As PECs são medidas que demandam maior quórum
para aprovação, ao menos três quintos dos parlamentares de cada casa (49
senadores e 308 deputados). Enquanto que os PLs demandam apenas a maioria
simples dos presentes. A expectativa de técnicos da Economia é que essa
proposta seja aprovada ainda neste ano, como uma estratégia para aprovar outras
duas PECs, a da Reforma Administrativa e a que está sendo chamada de Mais
Brasil. A primeira tem como objetivo enxugar a máquina, com redução salarial de
novos funcionários públicos, que terão de comprovar experiência prévia na
função, além de drásticas mudanças nas carreiras, como dificuldades para a
ascensão na carreira. Enquanto que a segunda PEC tratará da descentralização
dos recursos do pré-sal e da criação de um novo limite mínimo de gastos com
educação e saúde para Estados, União e Municípios. Hoje, cada uma dessas áreas
tem o seu limite predeterminado individualmente. A sugestão é que elas sejam
somadas. Por exemplo, se hoje gasta-se obrigatoriamente 25% do orçamento com
educação e 15% com saúde, a partir de sua aprovação o governante teria 40% para
investir nas duas pastas, da forma que melhor entendesse.
Uma inovação do Governo é a criação do
Conselho Fiscal da República, que será uma instância de poder que reunirá o
presidente da República, os presidentes do Senado, da Câmara, do Supremo
Tribunal Federal e do Tribunal de Contas da União. Seu objetivo é analisar a
cada trimestre a situação financeira dos entes federativos.

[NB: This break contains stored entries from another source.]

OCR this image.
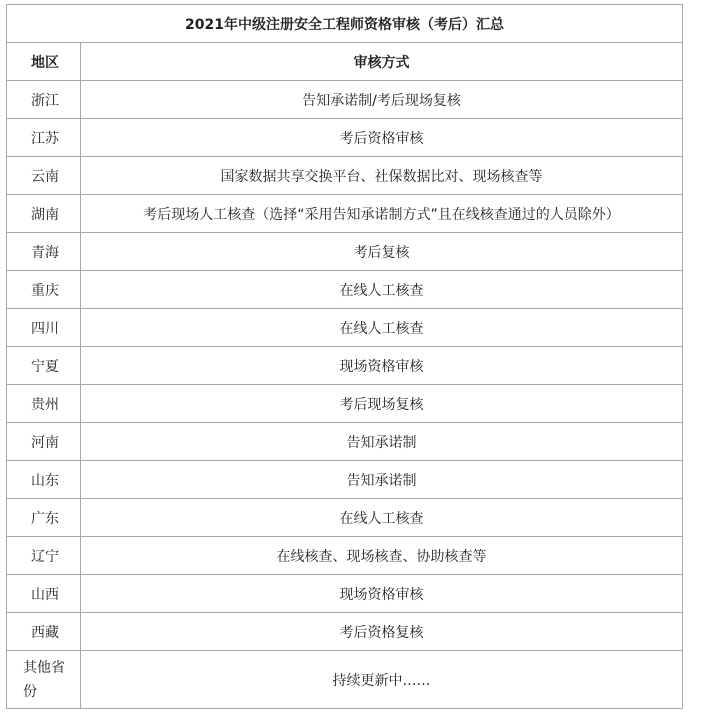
2021年中级注册安全工程师资格审核（考后）汇总	
地区	审核方式
浙江	告知承诺制/考后现场复核
江苏	考后资格审核
云南	国家数据共享交换平台、社保数据比对、现场核查等
湖南	考后现场人工核查（选择“采用告知承诺制方式”且在线核查通过的人员除外）
青海	考后复核
重庆	在线人工核查
四川	在线人工核查
宁夏	现场资格审核
贵州	考后现场复核
河南	告知承诺制
山东	告知承诺制
广东	在线人工核查
辽宁	在线核查、现场核查、协助核查等
山西	现场资格审核
西藏	考后资格复核
其他省份	持续更新中……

Antes dos projetos serem entregues, o Governo
já sinalizou a alguns interlocutores que gostaria de que as medidas fossem
aprovadas com celeridade, mas, por conta de sua complexidade e da falta de
articulação política com o Legislativo, a tendência é que levem ao menos um ano
para serem votadas nas duas casas. A avaliação foi feita em caráter reservado
por quatro parlamentares ouvidos pela reportagem e por aliados dos presidentes
da Câmara, Rodrigo Maia (DEM-RJ), e do Senado, Davi Alcolumbre
(DEM-AP).
Um dos que se manifestou abertamente sobre o
pacote foi o presidente da Comissão Mista de Orçamento, o senador Marcelo
Castro (MDB-PI). “Veio muita coisa de uma vez só. Parece que tudo estava
acumulado para esperar a Reforma da Previdência”, afirmou. Na opinião dele,
contudo, apesar da complexidade da série de medidas elas são bem-vindas. “O
Brasil precisa de reformas e vejo uma boa vontade por parte do Congresso para
votar essas propostas”.
No pacotão econômico ainda será enviado um
trecho da reforma tributária, que tentará aproveitar os dois projetos que já
estão em tramitação na Câmara e no Senado, e outro que trata da lei das
privatizações. “O Governo estava ausente das discussões sobre as mudanças
tributárias. Já estava na hora de apresentar suas propostas”, ponderou o
senador Castro.
Apesar do otimismo do Governo e entre parte
do Parlamento, a aprovação das medidas sofrerá forte restrição entre os
servidores. A reforma administrativa ainda nem foi enviada e um grupo de
funcionários públicos, os do Banco Central, já iniciou protestos. A expectativa
é que haja outras manifestações nas próximas semanas.